I was lucky
enough to see The Lone Ranger before we moved to Japan when I was a kid. No TV, no films for three years. I remember being fascinated with Tonto, who
was a much more interesting character in my eyes. Probably that’s where my fascination with
Indians began. When we returned to the States three years later and went
directly to visit my grandparents in Georgia, I remember practically the first thing she said was "You have to see this new program on Sunday night. It’s Bonanza,
about a widower with three sons and a ranch in Nevada.” It’s the only TV program I remember except
for “Wild, Wild West” that I watched with any regularity for the next four
years we were in the States. After
moving to Turkey, we were once again TV-less and dependent for films on
the Embassy. (Lots of Ingmar Bergman,
French films in French, etc. like the Les Parapluies de Cherbourge.) Now and then, they’d show a classic western
like Ride the High Country or The Searchers.

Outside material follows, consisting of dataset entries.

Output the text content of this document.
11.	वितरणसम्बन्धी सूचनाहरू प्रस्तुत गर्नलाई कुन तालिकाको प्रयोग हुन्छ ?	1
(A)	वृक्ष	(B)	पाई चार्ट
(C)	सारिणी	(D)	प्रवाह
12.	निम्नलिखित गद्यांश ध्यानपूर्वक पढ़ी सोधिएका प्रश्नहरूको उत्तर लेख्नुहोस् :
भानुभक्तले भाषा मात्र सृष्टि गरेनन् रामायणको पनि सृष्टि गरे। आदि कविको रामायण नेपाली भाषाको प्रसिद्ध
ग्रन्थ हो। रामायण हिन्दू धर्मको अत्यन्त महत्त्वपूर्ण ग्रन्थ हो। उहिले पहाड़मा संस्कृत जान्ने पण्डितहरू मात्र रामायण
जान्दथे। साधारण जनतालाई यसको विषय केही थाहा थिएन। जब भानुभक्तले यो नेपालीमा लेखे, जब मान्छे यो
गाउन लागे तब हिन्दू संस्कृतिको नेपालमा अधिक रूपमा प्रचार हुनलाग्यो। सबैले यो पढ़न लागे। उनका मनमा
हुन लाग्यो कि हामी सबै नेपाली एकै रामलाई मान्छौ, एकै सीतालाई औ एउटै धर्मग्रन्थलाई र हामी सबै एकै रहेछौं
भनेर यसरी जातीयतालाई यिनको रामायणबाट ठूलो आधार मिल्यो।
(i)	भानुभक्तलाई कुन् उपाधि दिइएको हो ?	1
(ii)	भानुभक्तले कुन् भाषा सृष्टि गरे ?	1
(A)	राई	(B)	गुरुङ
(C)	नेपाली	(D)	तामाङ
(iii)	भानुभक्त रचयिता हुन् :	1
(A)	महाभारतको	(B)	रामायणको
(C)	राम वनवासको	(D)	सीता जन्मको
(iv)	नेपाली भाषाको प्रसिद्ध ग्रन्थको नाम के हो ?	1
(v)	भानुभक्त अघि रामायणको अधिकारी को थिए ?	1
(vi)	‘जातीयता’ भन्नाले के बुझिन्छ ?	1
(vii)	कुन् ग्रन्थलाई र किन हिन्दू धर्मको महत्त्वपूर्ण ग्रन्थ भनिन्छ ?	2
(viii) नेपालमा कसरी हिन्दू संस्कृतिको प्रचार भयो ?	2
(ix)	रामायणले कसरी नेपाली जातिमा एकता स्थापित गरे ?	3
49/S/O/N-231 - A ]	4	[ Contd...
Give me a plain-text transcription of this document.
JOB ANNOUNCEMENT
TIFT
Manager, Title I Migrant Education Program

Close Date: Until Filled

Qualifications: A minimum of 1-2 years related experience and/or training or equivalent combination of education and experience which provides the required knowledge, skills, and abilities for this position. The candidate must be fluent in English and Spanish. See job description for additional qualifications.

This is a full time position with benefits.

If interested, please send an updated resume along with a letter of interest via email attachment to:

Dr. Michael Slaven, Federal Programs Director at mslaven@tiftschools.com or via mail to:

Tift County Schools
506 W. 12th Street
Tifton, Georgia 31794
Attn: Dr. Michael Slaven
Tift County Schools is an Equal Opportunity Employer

I consciously chose to watch the westerns I’d missed (like She Wore a Yellow Ribbon, Comanchero) and the new ones that were
grittier, like Valdez is Coming, Hondo,
Johnny Two Hats (with Gregory Peck!),
The Man Who Loved Cat Dancing, and anything set in the West, when I was in
college.
My four
years at Ft. Leavenworth, where my dad was an instructor, were the longest I lived in one place. Ft. Leavenworth is loaded with history (we
lived in the original house where Gen. George Armstrong Custer and his wife Libby did), from the
1840s onward. Wagon ruts from the
pioneers still ran along the banks of the Missouri River, close to our historic
house. My basic understanding of
American history came from those four years in a place that was pretty central
to the American Westward expansion.
And then came college in the Blue Ridge Mountains, and a paper on the Western as a uniquely American genre. Game on.